Jellyfish-Lantern-B-cropped-1200x1200Inspired by a spirited young mermaid with a whole treasure trove of manmade objects at her disposal, this whimsical lantern crafted from ordinary household wares will brighten your backyard with a little seaside color. Lightweight and weatherproof, it’s designed to float and flutter in the breeze, much as its real-life counterpart rides the currents.

Time: 20 minutes
What You’ll Need
•9-10 yards of wide-wired (about 2 1/4 inches) and/or decorative-edged ribbon in shades of light blue, purple, and orange
•2-3 yards of light blue curling ribbon
•12-14 yards of thin (1/8-inch) unwired ribbon in shades of blue and purple
•Scissors
•Measuring tape
•Lid from a plastic to-go cup, or another similar-sized plastic lid with an X-shape opening cut through the middle
•Plastic colander
•Colorful bead with a diameter large enough to thread ribbon through (optional)
How To Make It

1. Cut two or three 5′ long wide-wired ribbons to serve as the jellyfish’s inner arms. Layer the lengths atop each other. Then fold the stack in half, and push the looped end up through the slit in the plastic cup lid, as shown.

2. Slip a short piece of thin ribbon through the loop above the lid. Then thread the ribbon ends through holes in the bottom of the colander and tie them together. Don’t pull the ends too tight — you want the ribbon arms to hang loosely (an inch or so) from the bottom of the colander once you’ve inverted them.

3. To fill out the middle, cut a few additional yard-long wired and curling ribbons. Rather than fold them in half as you did in Step 1, simply tuck one end of each up through the slit in the lid, as shown (the tension of the plastic will hold them in place). Now use scissors to gently curl the curling ribbon. To curl the wired ribbons, loosely wrap them around a spice bottle or paper towel tube.

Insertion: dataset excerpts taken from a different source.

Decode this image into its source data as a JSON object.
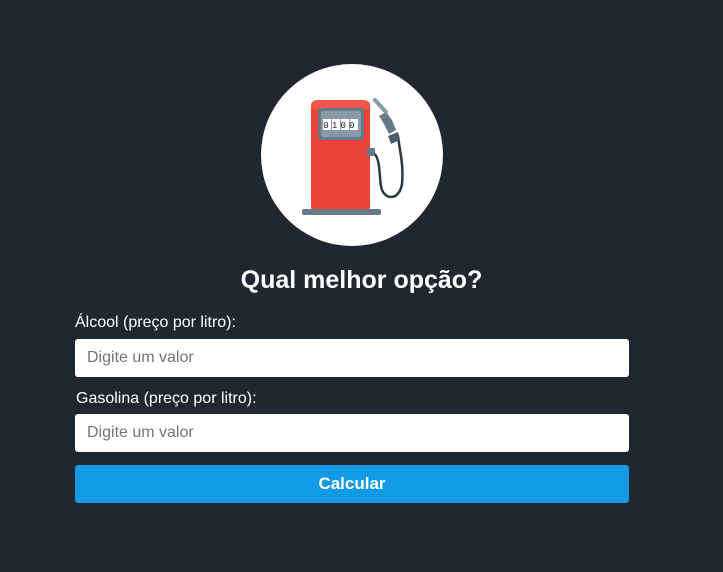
{
  "header": {
    "logo_icon": "fuel-pump-icon",
    "pump_display": "0100",
    "title": "Qual melhor opção?"
  },
  "form": {
    "alcool": {
      "label": "Álcool (preço por litro):",
      "placeholder": "Digite um valor",
      "value": ""
    },
    "gasolina": {
      "label": "Gasolina (preço por litro):",
      "placeholder": "Digite um valor",
      "value": ""
    },
    "submit_label": "Calcular"
  },
  "colors": {
    "background": "#212731",
    "button": "#119be6",
    "pump_body": "#e8443a",
    "pump_base": "#687a87"
  }
}
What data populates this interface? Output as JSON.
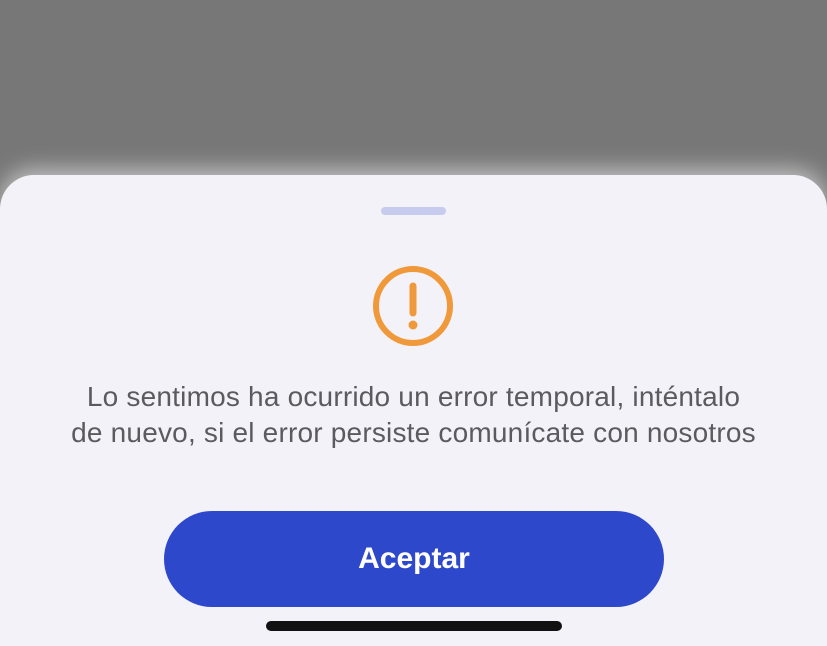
{
  "dialog": {
    "message_line_1": "Lo sentimos ha ocurrido un error temporal, inténtalo",
    "message_line_2": "de nuevo, si el error persiste comunícate con nosotros",
    "accept_label": "Aceptar",
    "icon": "alert-circle-icon"
  },
  "colors": {
    "overlay": "#777777",
    "sheet_background": "#f3f2f8",
    "grabber": "#c7ccee",
    "alert_orange": "#f0993a",
    "message_text": "#5b5b5f",
    "button_blue": "#2e48cc",
    "button_text": "#ffffff",
    "home_indicator": "#111111"
  }
}
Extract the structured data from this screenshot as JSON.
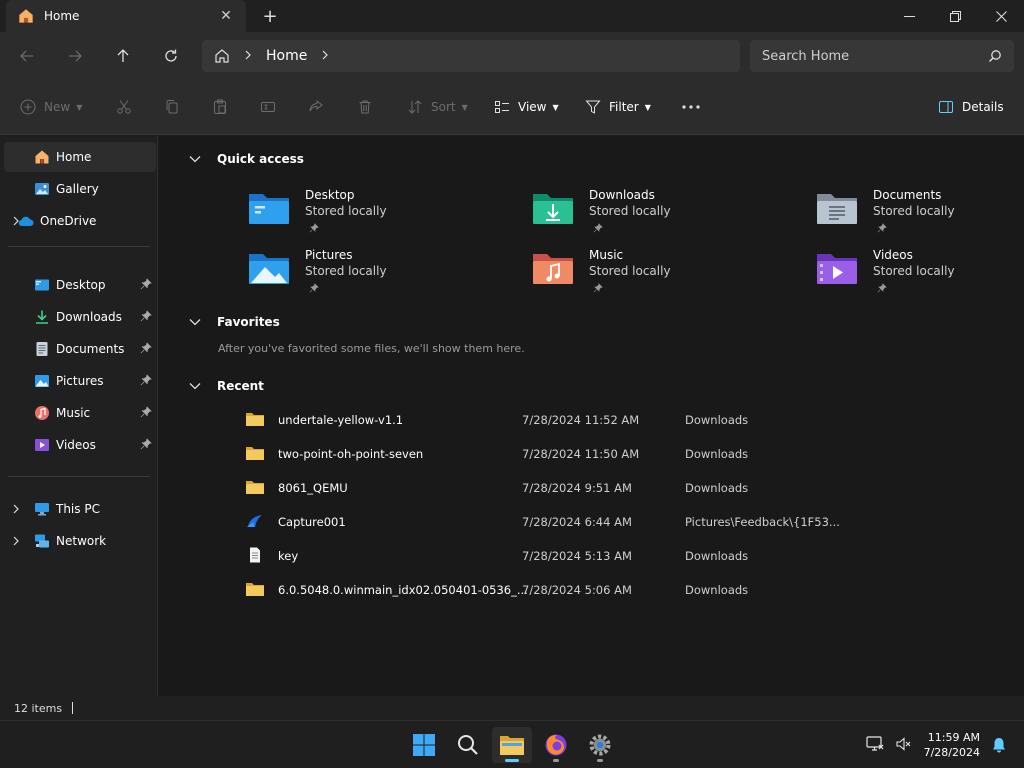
{
  "window": {
    "tab_title": "Home",
    "tab_close_icon": "close-icon",
    "new_tab_icon": "plus-icon"
  },
  "address": {
    "home_icon": "home-icon",
    "path": "Home",
    "search_placeholder": "Search Home"
  },
  "toolbar": {
    "new_label": "New",
    "sort_label": "Sort",
    "view_label": "View",
    "filter_label": "Filter",
    "details_label": "Details"
  },
  "sidebar": {
    "top": [
      {
        "label": "Home",
        "icon": "home-icon",
        "selected": true
      },
      {
        "label": "Gallery",
        "icon": "gallery-icon"
      },
      {
        "label": "OneDrive",
        "icon": "cloud-icon"
      }
    ],
    "pinned": [
      {
        "label": "Desktop",
        "icon": "desktop-icon"
      },
      {
        "label": "Downloads",
        "icon": "download-icon"
      },
      {
        "label": "Documents",
        "icon": "document-icon"
      },
      {
        "label": "Pictures",
        "icon": "picture-icon"
      },
      {
        "label": "Music",
        "icon": "music-icon"
      },
      {
        "label": "Videos",
        "icon": "video-icon"
      }
    ],
    "bottom": [
      {
        "label": "This PC",
        "icon": "computer-icon"
      },
      {
        "label": "Network",
        "icon": "network-icon"
      }
    ]
  },
  "main": {
    "quick_access": {
      "title": "Quick access",
      "items": [
        {
          "name": "Desktop",
          "sub": "Stored locally",
          "icon": "desktop-folder-icon"
        },
        {
          "name": "Downloads",
          "sub": "Stored locally",
          "icon": "downloads-folder-icon"
        },
        {
          "name": "Documents",
          "sub": "Stored locally",
          "icon": "documents-folder-icon"
        },
        {
          "name": "Pictures",
          "sub": "Stored locally",
          "icon": "pictures-folder-icon"
        },
        {
          "name": "Music",
          "sub": "Stored locally",
          "icon": "music-folder-icon"
        },
        {
          "name": "Videos",
          "sub": "Stored locally",
          "icon": "videos-folder-icon"
        }
      ]
    },
    "favorites": {
      "title": "Favorites",
      "empty_text": "After you've favorited some files, we'll show them here."
    },
    "recent": {
      "title": "Recent",
      "rows": [
        {
          "name": "undertale-yellow-v1.1",
          "date": "7/28/2024 11:52 AM",
          "location": "Downloads",
          "icon": "folder-icon"
        },
        {
          "name": "two-point-oh-point-seven",
          "date": "7/28/2024 11:50 AM",
          "location": "Downloads",
          "icon": "folder-icon"
        },
        {
          "name": "8061_QEMU",
          "date": "7/28/2024 9:51 AM",
          "location": "Downloads",
          "icon": "folder-icon"
        },
        {
          "name": "Capture001",
          "date": "7/28/2024 6:44 AM",
          "location": "Pictures\\Feedback\\{1F53...",
          "icon": "image-file-icon"
        },
        {
          "name": "key",
          "date": "7/28/2024 5:13 AM",
          "location": "Downloads",
          "icon": "text-file-icon"
        },
        {
          "name": "6.0.5048.0.winmain_idx02.050401-0536_...",
          "date": "7/28/2024 5:06 AM",
          "location": "Downloads",
          "icon": "folder-icon"
        }
      ]
    }
  },
  "status": {
    "items_count": "12 items"
  },
  "taskbar": {
    "time": "11:59 AM",
    "date": "7/28/2024"
  },
  "colors": {
    "accent": "#60cdff",
    "folder_yellow": "#f4c95d",
    "selected_bg": "#2d2d2d"
  }
}
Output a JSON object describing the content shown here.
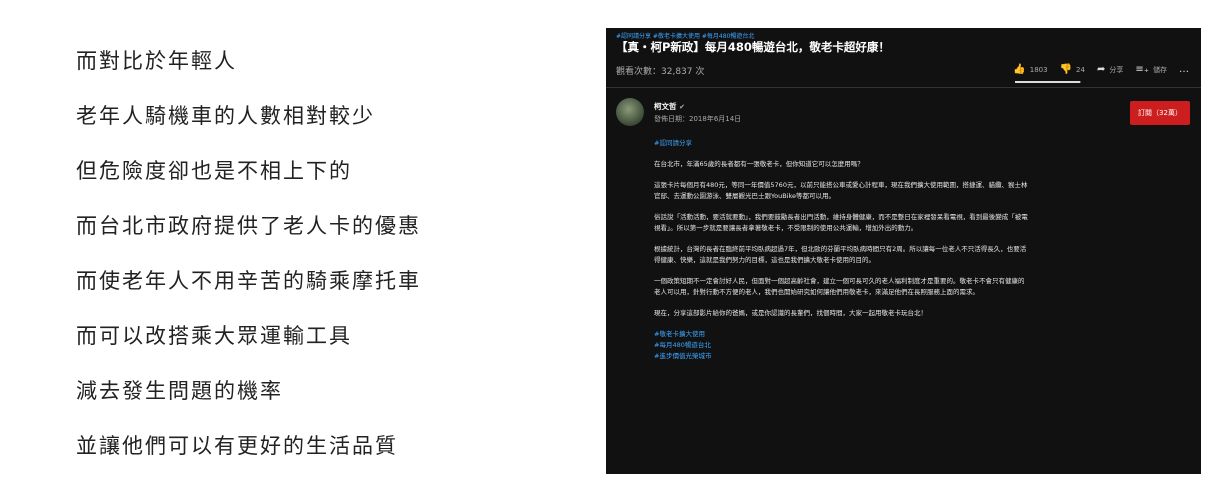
{
  "left_text": [
    "而對比於年輕人",
    "老年人騎機車的人數相對較少",
    "但危險度卻也是不相上下的",
    "而台北市政府提供了老人卡的優惠",
    "而使老年人不用辛苦的騎乘摩托車",
    "而可以改搭乘大眾運輸工具",
    "減去發生問題的機率",
    "並讓他們可以有更好的生活品質"
  ],
  "video": {
    "tags": "#認同請分享 #敬老卡擴大使用 #每月480暢遊台北",
    "title": "【真・柯P新政】每月480暢遊台北，敬老卡超好康！",
    "views": "觀看次數：32,837 次",
    "likes": "1803",
    "dislikes": "24",
    "like_ratio": 0.987,
    "share_label": "分享",
    "save_label": "儲存",
    "more_label": "…",
    "channel": "柯文哲",
    "pub_date": "發佈日期：2018年6月14日",
    "subscribe": "訂閱（32萬）",
    "hashtag_top": "#認同請分享",
    "paragraphs": [
      "在台北市，年滿65歲的長者都有一張敬老卡，但你知道它可以怎麼用嗎？",
      "這張卡片每個月有480元，等同一年價值5760元，以前只能搭公車或愛心計程車，現在我們擴大使用範圍，搭捷運、貓纜、猴士林官邸、去運動公園游泳、雙層觀光巴士跟YouBike等都可以用。",
      "俗話說「活動活動，要活就要動」，我們要鼓勵長者出門活動，維持身體健康，而不是整日在家裡發呆看電視，看到最後變成「被電視看」。所以第一步就是要讓長者拿著敬老卡，不受限制的使用公共運輸，增加外出的動力。",
      "根據統計，台灣的長者在臨終前平均臥病超過7年，但北歐的芬蘭平均臥病時間只有2周。所以讓每一位老人不只活得長久，也要活得健康、快樂，這就是我們努力的目標，這也是我們擴大敬老卡使用的目的。",
      "一個政策短期不一定會討好人民，但面對一個超高齡社會，建立一個可長可久的老人福利制度才是重要的。敬老卡不會只有健康的老人可以用，針對行動不方便的老人，我們也開始研究如何讓他們用敬老卡，來滿足他們在長照服務上面的需求。",
      "現在，分享這部影片給你的爸媽，或是你認識的長輩們，找個時間，大家一起用敬老卡玩台北！"
    ],
    "hashtags_bottom": [
      "#敬老卡擴大使用",
      "#每月480暢遊台北",
      "#進步價值光榮城市"
    ]
  }
}
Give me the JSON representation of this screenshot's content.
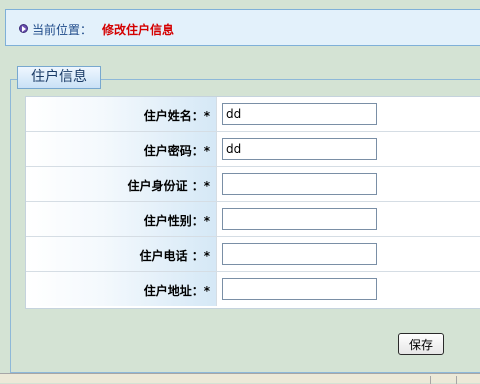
{
  "breadcrumb": {
    "prefix": "当前位置：",
    "current": "修改住户信息"
  },
  "form": {
    "legend": "住户信息",
    "fields": [
      {
        "label": "住户姓名：*",
        "value": "dd"
      },
      {
        "label": "住户密码：*",
        "value": "dd"
      },
      {
        "label": "住户身份证 ：*",
        "value": ""
      },
      {
        "label": "住户性别：*",
        "value": ""
      },
      {
        "label": "住户电话 ：*",
        "value": ""
      },
      {
        "label": "住户地址：*",
        "value": ""
      }
    ],
    "save_label": "保存"
  }
}
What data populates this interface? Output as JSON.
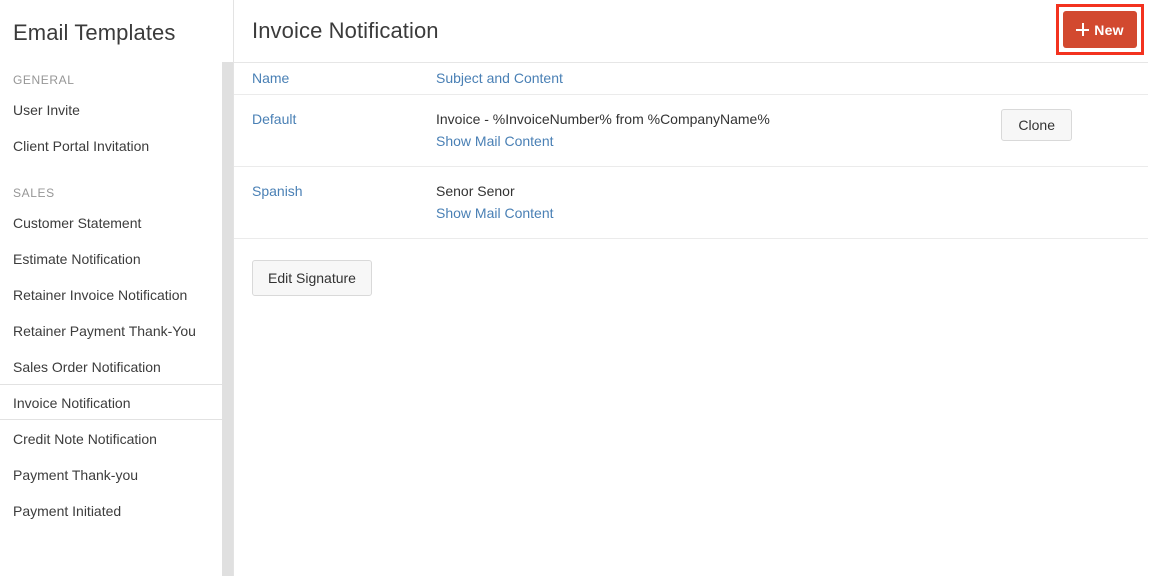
{
  "sidebar": {
    "title": "Email Templates",
    "sections": [
      {
        "label": "GENERAL",
        "items": [
          {
            "label": "User Invite",
            "active": false
          },
          {
            "label": "Client Portal Invitation",
            "active": false
          }
        ]
      },
      {
        "label": "SALES",
        "items": [
          {
            "label": "Customer Statement",
            "active": false
          },
          {
            "label": "Estimate Notification",
            "active": false
          },
          {
            "label": "Retainer Invoice Notification",
            "active": false
          },
          {
            "label": "Retainer Payment Thank-You",
            "active": false
          },
          {
            "label": "Sales Order Notification",
            "active": false
          },
          {
            "label": "Invoice Notification",
            "active": true
          },
          {
            "label": "Credit Note Notification",
            "active": false
          },
          {
            "label": "Payment Thank-you",
            "active": false
          },
          {
            "label": "Payment Initiated",
            "active": false
          }
        ]
      }
    ]
  },
  "content": {
    "title": "Invoice Notification",
    "new_button": {
      "label": "New",
      "icon": "plus-icon",
      "background": "#d2492f",
      "highlight_border": "#f3321f"
    },
    "table": {
      "headers": {
        "name": "Name",
        "subject": "Subject and Content",
        "action": ""
      },
      "rows": [
        {
          "name": "Default",
          "subject": "Invoice - %InvoiceNumber% from %CompanyName%",
          "show_mail_content": "Show Mail Content",
          "action_label": "Clone",
          "has_action": true
        },
        {
          "name": "Spanish",
          "subject": "Senor Senor",
          "show_mail_content": "Show Mail Content",
          "action_label": "",
          "has_action": false
        }
      ]
    },
    "edit_signature_label": "Edit Signature"
  },
  "colors": {
    "link": "#4a80b5",
    "accent": "#d2492f",
    "annotation": "#f3321f",
    "border": "#ebebeb"
  }
}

4. For the jellyfish’s outer tentacles, cut eight or more 4′ long thin-unwired ribbons. Starting from the outside of the inverted colander, thread the ends of each through holes in the side, as shown, spacing the tentacles equidistant apart. Knot the ribbon ends to keep them from pulling back through the holes.

5. For a hanger, cut a length of ribbon long enough to suit the location you have in mind. Thread the ends from inside the inverted colander up through holes in the top of the jellyfish. Then tie them together just above the colander. Now thread the ends through the bead (if you’re using one), slide the bead down to the knot, and your jellyfish lantern is ready to hang outdoors.